19. Delivery and Acceptance of Deliverables:
- Delivery Method: Deliverables shall be delivered in [Physical or Digital Form, e.g., Email, Cloud Storage].
- Acceptance Timeline: The Client shall provide written acceptance or rejection of deliverables within [Number] days of delivery.
- E-Signature Compliance: This Agreement may be executed electronically in compliance with the New York Electronic Signatures and Records Act.
20. Miscellaneous:
- Severability: If any provision of this Agreement is held to be invalid or unenforceable, the remaining provisions shall remain in full force and effect.
- Entire Agreement: This Agreement constitutes the entire agreement between the parties and supersedes all prior or contemporaneous communications and proposals, whether oral or written.
- Assignment: Neither party may assign this Agreement without the prior written consent of the other party.

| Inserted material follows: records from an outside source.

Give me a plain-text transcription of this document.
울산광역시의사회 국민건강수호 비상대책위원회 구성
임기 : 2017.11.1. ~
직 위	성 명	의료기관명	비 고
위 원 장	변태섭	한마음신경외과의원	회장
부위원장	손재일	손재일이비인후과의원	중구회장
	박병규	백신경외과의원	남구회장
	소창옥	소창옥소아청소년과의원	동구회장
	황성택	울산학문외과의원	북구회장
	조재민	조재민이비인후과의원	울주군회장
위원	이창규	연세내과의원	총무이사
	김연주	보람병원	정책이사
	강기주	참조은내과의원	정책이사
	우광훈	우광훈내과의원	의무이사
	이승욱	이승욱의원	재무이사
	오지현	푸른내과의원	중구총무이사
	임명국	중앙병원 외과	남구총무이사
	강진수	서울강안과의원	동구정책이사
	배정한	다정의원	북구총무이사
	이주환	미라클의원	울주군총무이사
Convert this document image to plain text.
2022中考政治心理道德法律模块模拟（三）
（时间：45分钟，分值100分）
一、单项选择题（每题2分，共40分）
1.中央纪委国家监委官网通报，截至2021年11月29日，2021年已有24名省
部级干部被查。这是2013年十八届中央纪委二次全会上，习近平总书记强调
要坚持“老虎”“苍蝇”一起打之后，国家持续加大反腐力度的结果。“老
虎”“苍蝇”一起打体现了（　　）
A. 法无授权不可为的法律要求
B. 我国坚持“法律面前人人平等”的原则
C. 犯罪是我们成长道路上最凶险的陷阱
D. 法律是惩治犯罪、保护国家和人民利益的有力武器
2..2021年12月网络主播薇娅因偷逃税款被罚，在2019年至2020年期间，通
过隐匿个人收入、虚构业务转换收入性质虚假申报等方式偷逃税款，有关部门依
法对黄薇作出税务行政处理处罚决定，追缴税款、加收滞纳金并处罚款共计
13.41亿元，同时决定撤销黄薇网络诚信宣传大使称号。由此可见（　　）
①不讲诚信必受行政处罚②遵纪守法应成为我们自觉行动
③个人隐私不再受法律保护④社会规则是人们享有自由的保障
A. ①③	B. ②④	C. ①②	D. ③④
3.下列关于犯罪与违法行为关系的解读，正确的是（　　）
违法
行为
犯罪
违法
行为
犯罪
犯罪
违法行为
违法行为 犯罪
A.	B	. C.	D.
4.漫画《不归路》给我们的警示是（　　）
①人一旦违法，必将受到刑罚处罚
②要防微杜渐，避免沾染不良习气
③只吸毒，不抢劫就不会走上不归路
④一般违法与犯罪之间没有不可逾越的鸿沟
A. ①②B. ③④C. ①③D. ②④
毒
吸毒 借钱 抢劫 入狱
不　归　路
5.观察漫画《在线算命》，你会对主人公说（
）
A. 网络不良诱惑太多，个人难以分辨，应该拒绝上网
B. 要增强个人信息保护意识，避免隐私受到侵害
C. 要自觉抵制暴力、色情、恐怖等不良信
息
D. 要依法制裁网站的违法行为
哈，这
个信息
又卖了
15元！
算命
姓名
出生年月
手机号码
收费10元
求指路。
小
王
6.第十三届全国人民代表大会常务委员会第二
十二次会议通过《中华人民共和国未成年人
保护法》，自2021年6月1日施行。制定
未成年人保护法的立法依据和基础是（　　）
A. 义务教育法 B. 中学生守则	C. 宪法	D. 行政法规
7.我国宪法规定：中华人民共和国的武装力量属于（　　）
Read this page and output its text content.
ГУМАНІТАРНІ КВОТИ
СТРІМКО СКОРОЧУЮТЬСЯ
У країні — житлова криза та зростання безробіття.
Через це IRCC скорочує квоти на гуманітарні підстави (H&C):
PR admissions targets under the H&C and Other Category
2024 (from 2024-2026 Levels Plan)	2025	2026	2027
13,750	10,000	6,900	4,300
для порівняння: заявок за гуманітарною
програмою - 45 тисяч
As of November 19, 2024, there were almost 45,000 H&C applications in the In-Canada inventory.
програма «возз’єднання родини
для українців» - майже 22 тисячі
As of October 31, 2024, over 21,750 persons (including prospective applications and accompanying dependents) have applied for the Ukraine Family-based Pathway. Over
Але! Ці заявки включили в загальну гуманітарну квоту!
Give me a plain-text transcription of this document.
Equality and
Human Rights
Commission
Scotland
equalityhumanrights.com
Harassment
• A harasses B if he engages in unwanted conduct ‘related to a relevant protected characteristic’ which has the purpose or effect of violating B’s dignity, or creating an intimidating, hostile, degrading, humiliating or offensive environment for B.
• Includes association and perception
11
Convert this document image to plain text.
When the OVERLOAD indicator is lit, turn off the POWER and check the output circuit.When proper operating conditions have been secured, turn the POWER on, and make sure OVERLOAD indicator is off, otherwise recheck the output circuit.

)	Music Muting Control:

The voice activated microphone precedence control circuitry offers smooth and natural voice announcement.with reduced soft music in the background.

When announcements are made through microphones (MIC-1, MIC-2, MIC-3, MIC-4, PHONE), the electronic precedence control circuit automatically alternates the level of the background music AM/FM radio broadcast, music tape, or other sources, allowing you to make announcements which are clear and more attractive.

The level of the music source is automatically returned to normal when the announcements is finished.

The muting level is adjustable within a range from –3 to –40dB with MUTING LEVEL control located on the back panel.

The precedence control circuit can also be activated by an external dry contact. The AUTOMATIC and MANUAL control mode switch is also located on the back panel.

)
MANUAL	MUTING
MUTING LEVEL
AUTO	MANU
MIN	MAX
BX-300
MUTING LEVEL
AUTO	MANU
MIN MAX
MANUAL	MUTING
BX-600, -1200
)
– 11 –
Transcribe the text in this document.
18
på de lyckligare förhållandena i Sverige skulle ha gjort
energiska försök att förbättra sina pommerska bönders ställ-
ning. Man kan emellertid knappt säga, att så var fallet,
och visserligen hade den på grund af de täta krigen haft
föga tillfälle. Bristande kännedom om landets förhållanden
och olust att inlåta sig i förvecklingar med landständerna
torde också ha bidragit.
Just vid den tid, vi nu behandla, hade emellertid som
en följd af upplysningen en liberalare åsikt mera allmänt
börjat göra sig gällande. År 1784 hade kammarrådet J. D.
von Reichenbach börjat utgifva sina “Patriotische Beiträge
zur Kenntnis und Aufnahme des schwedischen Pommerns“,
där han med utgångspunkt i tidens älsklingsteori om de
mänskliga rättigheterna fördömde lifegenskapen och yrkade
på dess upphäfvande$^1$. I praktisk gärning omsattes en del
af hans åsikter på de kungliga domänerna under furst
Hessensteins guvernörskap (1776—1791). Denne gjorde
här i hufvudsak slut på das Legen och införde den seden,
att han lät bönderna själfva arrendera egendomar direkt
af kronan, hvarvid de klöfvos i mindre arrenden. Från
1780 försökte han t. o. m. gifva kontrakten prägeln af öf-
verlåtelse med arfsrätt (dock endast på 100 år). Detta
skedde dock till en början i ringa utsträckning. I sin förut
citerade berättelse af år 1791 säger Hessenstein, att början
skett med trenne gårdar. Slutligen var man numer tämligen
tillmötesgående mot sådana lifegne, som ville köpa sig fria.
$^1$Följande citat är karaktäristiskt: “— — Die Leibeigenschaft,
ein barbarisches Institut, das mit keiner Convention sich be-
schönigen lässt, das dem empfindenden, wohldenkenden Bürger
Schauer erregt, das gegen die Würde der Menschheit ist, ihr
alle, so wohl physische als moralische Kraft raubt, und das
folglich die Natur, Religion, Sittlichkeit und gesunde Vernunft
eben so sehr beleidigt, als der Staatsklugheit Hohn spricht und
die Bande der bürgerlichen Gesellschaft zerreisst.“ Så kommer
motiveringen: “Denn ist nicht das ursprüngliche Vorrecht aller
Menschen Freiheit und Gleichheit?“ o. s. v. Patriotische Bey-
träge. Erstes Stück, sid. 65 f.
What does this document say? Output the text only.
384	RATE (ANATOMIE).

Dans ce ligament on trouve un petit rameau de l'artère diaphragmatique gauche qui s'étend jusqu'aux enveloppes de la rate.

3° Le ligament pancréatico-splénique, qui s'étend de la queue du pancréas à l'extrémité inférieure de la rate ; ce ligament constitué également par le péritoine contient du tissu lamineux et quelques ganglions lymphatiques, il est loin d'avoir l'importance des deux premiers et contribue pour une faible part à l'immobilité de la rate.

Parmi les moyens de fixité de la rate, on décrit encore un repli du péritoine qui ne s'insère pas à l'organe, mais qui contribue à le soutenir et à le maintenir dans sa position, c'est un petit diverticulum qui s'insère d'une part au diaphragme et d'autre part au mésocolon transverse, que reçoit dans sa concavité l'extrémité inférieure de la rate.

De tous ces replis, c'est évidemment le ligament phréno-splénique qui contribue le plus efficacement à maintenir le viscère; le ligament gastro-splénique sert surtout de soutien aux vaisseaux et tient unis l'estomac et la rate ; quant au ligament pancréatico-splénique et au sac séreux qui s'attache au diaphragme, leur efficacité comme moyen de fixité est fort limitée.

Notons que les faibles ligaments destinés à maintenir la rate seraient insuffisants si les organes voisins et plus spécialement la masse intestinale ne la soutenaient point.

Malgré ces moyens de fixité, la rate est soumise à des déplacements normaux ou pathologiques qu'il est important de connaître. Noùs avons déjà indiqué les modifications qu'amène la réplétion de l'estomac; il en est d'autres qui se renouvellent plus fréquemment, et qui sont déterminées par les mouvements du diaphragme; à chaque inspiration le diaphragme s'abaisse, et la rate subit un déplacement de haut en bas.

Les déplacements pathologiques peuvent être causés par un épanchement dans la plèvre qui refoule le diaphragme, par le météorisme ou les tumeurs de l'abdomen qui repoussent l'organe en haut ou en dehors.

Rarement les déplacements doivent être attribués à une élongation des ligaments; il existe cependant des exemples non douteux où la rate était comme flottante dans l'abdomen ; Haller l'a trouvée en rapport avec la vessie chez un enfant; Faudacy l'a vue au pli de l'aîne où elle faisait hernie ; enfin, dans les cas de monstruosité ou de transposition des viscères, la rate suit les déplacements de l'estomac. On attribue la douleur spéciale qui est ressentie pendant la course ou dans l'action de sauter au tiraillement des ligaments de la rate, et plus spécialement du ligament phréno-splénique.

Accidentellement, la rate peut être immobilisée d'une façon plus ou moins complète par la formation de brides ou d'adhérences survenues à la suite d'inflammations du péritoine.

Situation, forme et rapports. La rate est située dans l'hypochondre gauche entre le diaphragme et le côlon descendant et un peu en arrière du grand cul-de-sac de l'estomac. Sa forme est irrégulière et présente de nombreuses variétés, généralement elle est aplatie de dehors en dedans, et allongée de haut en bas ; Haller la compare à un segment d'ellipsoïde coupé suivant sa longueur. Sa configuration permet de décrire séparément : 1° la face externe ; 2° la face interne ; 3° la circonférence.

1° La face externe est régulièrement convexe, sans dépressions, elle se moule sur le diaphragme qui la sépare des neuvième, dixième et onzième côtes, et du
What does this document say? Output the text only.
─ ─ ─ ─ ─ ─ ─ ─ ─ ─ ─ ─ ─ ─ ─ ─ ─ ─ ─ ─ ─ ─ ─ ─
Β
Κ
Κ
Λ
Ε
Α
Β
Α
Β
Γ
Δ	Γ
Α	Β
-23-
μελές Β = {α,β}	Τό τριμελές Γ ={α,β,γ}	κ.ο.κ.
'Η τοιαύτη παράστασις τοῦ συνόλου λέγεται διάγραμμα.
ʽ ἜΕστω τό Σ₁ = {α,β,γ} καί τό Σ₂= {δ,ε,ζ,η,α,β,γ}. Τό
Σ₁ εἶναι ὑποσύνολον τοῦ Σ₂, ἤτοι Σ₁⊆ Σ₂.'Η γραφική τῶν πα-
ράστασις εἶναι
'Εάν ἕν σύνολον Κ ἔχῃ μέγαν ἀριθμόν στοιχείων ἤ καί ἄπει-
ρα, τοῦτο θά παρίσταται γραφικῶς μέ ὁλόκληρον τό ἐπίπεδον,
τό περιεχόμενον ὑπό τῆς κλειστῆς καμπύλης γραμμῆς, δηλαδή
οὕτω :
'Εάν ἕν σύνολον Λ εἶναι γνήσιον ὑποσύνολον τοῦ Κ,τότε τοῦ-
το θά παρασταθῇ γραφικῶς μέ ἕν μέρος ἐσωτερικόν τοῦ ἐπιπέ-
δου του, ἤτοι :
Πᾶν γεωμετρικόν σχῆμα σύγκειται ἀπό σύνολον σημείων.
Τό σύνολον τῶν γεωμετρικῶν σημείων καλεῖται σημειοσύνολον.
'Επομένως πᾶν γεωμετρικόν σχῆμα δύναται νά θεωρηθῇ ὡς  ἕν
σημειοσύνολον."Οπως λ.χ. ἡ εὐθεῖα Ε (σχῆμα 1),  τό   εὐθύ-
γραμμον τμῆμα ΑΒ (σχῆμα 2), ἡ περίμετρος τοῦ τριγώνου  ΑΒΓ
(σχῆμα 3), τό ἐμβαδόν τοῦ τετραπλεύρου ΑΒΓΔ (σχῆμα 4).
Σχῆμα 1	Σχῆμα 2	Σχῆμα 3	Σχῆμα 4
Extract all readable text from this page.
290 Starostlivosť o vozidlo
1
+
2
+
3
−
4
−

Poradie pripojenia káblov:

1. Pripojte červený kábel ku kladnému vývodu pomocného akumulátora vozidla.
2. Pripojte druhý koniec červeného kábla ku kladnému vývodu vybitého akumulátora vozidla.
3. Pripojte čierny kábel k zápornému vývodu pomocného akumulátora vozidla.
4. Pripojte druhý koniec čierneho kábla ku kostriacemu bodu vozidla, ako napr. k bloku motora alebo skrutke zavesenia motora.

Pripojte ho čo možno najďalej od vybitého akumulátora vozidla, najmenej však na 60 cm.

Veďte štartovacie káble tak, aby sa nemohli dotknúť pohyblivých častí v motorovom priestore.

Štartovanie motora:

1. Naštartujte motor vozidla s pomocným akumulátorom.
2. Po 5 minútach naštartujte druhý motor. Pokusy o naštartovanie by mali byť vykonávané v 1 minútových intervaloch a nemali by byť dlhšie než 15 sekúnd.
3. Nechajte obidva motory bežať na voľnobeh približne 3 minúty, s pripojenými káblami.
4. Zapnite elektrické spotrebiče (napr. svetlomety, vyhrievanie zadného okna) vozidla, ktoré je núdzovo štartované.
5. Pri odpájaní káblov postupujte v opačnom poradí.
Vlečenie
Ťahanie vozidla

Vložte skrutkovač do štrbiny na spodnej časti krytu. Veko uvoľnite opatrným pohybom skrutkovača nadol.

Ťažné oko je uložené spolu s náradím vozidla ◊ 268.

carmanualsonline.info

- Counterparts: This Agreement may be executed in counterparts, each of which shall be deemed an original, but all of which together shall constitute one and the same instrument.
- Notices: All notices required or permitted under this Agreement shall be in writing and shall be deemed effectively given upon: (a) personal delivery; (b) email transmission to [Service Provider Email Address] and [Client Email Address]; or (c) mailing by certified mail, return receipt requested, to the addresses set forth above.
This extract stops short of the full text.